Honey Boy - Movie Review by Ben Cahlamer

Shia LaBeouf plays his own father in his film ‘Honey Boy’.

Shia LaBeouf plays his own father in his film ‘Honey Boy’.

Directed by: Alma Har’el

Written by: Shia LaBeouf

Starring: Shia LaBeouf, Lucas Hedges, Noah Jupe

I remember watching the Disney movie “Holes” on DVD in the late 90’s and the young actor at the center of the film, Shia LaBeouf was dramatically captivating. He went on to other roles, but his biggest performance has been his fall from Hollywood’s grace over the years.

His prophetic screenplay for “Honey Boy,” Alma Har’el’s directorial debut, serves as much of a release from his own internal pressures as much as it is an apology letter to his fans and his colleagues for his transgressions.

The story starts in present day as Otis Lort played by Lucas Hedges enters rehab following a DUI. He doesn’t believe he has a problem, but he does have Laura San Giacomo’s Dr. Moreno to talk about his challenges. The story is predicated on this DUI and his visit to a rehab facility as being his third strike.

The stakes for Lort have never been more serious and through Hedges’s expert performance, he simply doesn’t care. At the beginning.

Har’el takes us back to when Otis was a lad. Noah Jupe plays the younger Otis. In the opening scene, Jupe is set against a pitch black background and a cream pie just hits him perfectly square in the face – the joke’s on him. We quickly realize he’s a child actor and his father, James (LaBeouf) is his manager.

We can tell from James’s reaction to the production running later than scheduled, that there’s a lot of pent up anger. James teaches, or remind Otis to mind his manners and his place. We know that young Otis is a playful soul; one that is not being let out, so acting is his release.

Although we know that “Honey Boy” is autobiographical in nature, the way the film switches from young Otis to present day Otis doesn’t give the film an autobiographical feeling, allowing Hedges and Jupe to naturally progress through the opposite ends of one personality.

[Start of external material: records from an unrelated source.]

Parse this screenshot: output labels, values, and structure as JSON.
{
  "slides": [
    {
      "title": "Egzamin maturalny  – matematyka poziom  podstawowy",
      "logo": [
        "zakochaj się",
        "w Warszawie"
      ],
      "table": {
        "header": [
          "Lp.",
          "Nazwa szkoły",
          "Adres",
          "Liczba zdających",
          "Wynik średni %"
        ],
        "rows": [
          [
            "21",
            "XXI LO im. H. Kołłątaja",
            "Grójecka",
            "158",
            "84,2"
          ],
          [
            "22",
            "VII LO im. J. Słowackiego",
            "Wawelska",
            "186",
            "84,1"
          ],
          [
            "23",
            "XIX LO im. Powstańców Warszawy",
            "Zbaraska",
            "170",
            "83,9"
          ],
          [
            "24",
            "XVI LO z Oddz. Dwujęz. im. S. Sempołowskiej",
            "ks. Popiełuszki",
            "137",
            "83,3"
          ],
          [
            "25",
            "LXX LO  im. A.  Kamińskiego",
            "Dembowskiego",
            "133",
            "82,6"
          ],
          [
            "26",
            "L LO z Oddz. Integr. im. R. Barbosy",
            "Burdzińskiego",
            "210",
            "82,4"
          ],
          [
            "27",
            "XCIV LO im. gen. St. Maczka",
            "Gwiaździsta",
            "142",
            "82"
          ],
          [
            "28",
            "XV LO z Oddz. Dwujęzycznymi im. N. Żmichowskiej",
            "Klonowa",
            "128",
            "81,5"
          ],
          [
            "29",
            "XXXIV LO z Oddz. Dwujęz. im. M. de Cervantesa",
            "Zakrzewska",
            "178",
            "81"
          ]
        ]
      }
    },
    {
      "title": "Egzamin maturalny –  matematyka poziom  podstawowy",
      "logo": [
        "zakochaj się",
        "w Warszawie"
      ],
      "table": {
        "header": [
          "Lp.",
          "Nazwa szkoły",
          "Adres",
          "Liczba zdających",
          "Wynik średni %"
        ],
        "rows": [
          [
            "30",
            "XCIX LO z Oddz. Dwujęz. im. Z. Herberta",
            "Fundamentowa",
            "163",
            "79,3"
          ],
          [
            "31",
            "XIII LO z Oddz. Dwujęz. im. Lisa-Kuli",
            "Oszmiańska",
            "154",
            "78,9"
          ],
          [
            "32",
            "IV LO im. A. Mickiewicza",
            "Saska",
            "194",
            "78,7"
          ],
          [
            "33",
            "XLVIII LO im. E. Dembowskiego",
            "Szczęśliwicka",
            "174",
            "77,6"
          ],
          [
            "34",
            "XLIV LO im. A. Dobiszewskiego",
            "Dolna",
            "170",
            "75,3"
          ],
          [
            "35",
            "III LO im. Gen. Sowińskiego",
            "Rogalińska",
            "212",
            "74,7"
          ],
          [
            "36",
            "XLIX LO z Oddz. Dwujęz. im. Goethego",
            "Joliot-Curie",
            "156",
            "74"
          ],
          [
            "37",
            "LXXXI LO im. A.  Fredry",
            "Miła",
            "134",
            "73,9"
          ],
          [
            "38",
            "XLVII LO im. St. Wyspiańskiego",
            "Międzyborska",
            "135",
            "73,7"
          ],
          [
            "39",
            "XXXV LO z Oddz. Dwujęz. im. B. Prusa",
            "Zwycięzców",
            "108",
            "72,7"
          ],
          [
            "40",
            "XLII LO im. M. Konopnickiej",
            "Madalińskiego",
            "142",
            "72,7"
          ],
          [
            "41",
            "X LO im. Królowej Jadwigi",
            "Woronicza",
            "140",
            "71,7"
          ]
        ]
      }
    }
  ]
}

Jupe is the standout here, showing a range of emotions, eventually taking control of his own life from his abusive father.

Adding a rich context to the characters is the court motel outside L.A. that James has them shacked up in; a home to prostitution and drugs and not exactly the best way to raise a son. LaBeouf’s performance as his own abuser is some of the most powerful acting I’ve seen this year – it is truly a release for him to finally acknowledge his own pain and to deal with, but it is Jupe that truly supports LaBeouf’s transformation.

Hedges, who is having yet another amazing year in 2019 stands out as the result of all the abuse. More importantly, the character realizes that his outlet is just an escape, something his father did to himself as well – life father, like son, until they both eventually become drifters; there is a lyricism about the way in which they drift, the powerful music from Alex Somers drives the characters toward their destinies.

As strong as the performances are, Natasha Braier’s cinematography must not go unnoticed: her work during the modern day settings with lots of natural sunlight flowing through the interior spaces, suggesting, in fact encouraging an open place in which to share our darkest fears contrasts with dingy, cramped surroundings of the motel young Otis and James lived in. Braier’s exterior shots are all about the gorgeous sunsets, the golden halo that permeates the Los Angeles Basin punctuating the dreams with which Otis has for his life, but his father can’t see.

LaBeouf has continued his acting career even through his recovery period and his performances get deeper and deeper; “The Peanut Butter Falcon” from earlier this year is a shining example.

As a screenwriter, even if he focuses on down and out recovery type characters, he has a future as a screenwriter. “Honey Boy” proves the exception to LaBeouf’s rule and I, for one, hope he continues to write as well as act.